Die TOSSERS haben es wieder geschafft. Auch auf ihrer zweiten Victory-Scheibe „Agony“ verbiegen sie sich nicht einen Deut. Die traditionelle Folk-Truppe unternimmt keinerlei Anstalten, einem größeren Publikum zu gefallen als demjenigen, welchem sie bereits mit dem Label-Debüt „The Valley of the Shadow of Death“ aus der irisch angehauchten Seele sangen. Mit Punk-Rock hat das weiterhin nur entfernt zu schaffen. Selbst wenn dem Chicagoer Septett diese Kategorisierung anhaftet wie Scheiße unter den Sohlen. Fans ihrer Spielart, respektive noch gemäßigteren FLOGGY MOLLY, kommen also einmal mehr voll auf ihre Kosten. Aber auch nur die.
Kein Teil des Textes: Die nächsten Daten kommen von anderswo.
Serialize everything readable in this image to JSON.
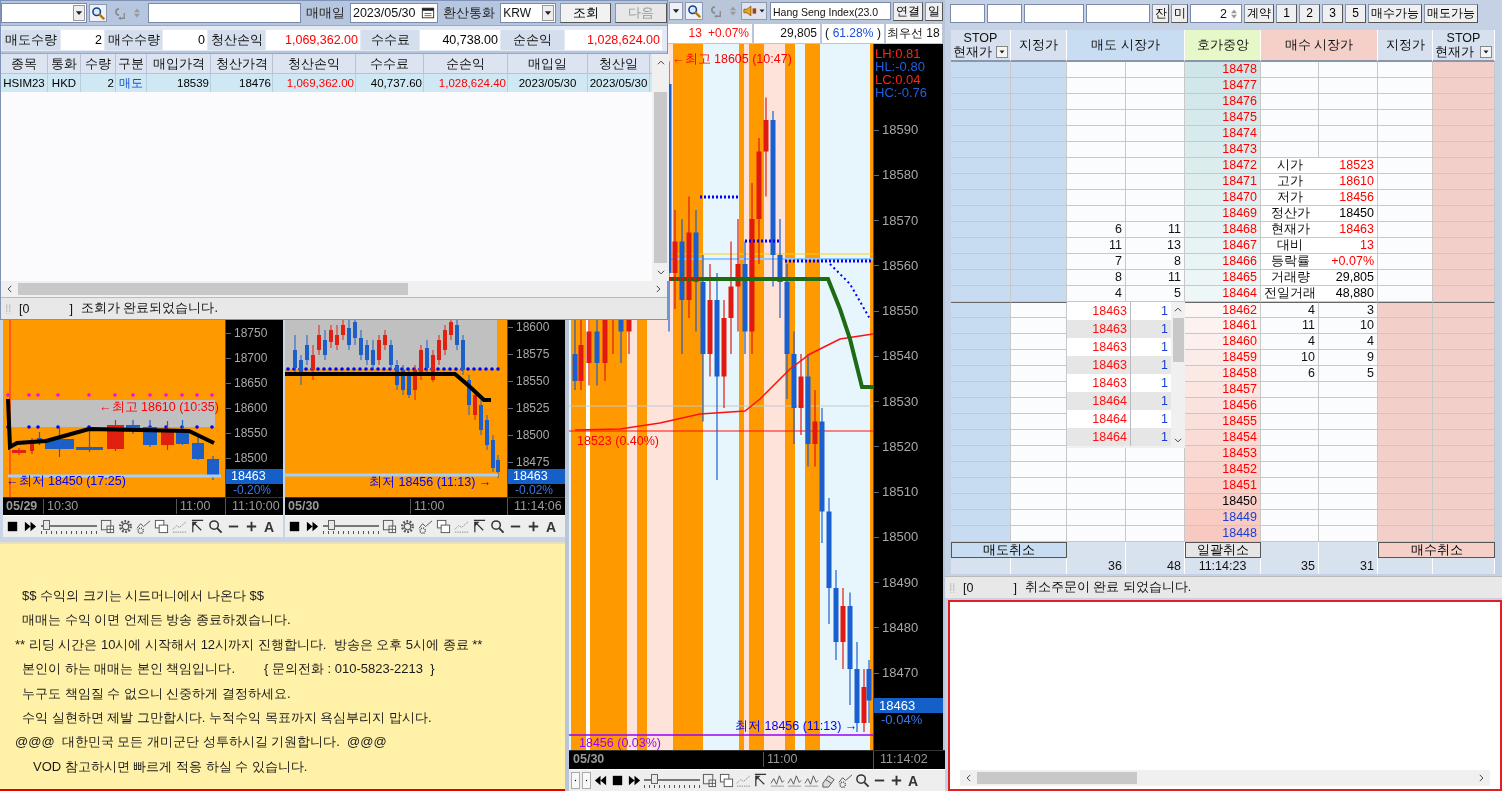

In 17 oft balladesken Songs schwingen beständig Melancholie und Sehnsucht mit. Darin sind die TOSSERS gut. Nicht minder verstehen sie sich auf das emotionale Umschalten. Denn wer will schon, um auch den Klischees zu ihrem verdienten Recht zu verhelfen, bei all den in sein Guinness vergossenen Tränen das Schunkeln vergessen? „Agony“ bedient seine Zielgruppe prompt und sauber. Dafür erforderlich ist nur eine Affinität für musikalische Folklore von der Insel – oder eben dem, was die amerikanischen Einwanderer davon übrig gelassen haben. Im Gegensatz zum Ska aber spricht das weniger an. Allgemeingültige Ausgelassenheit muss der Platte abgesprochen werden. Das macht sie keineswegs schlecht, aber eben doch nur für ein Nischenpublikum interessant.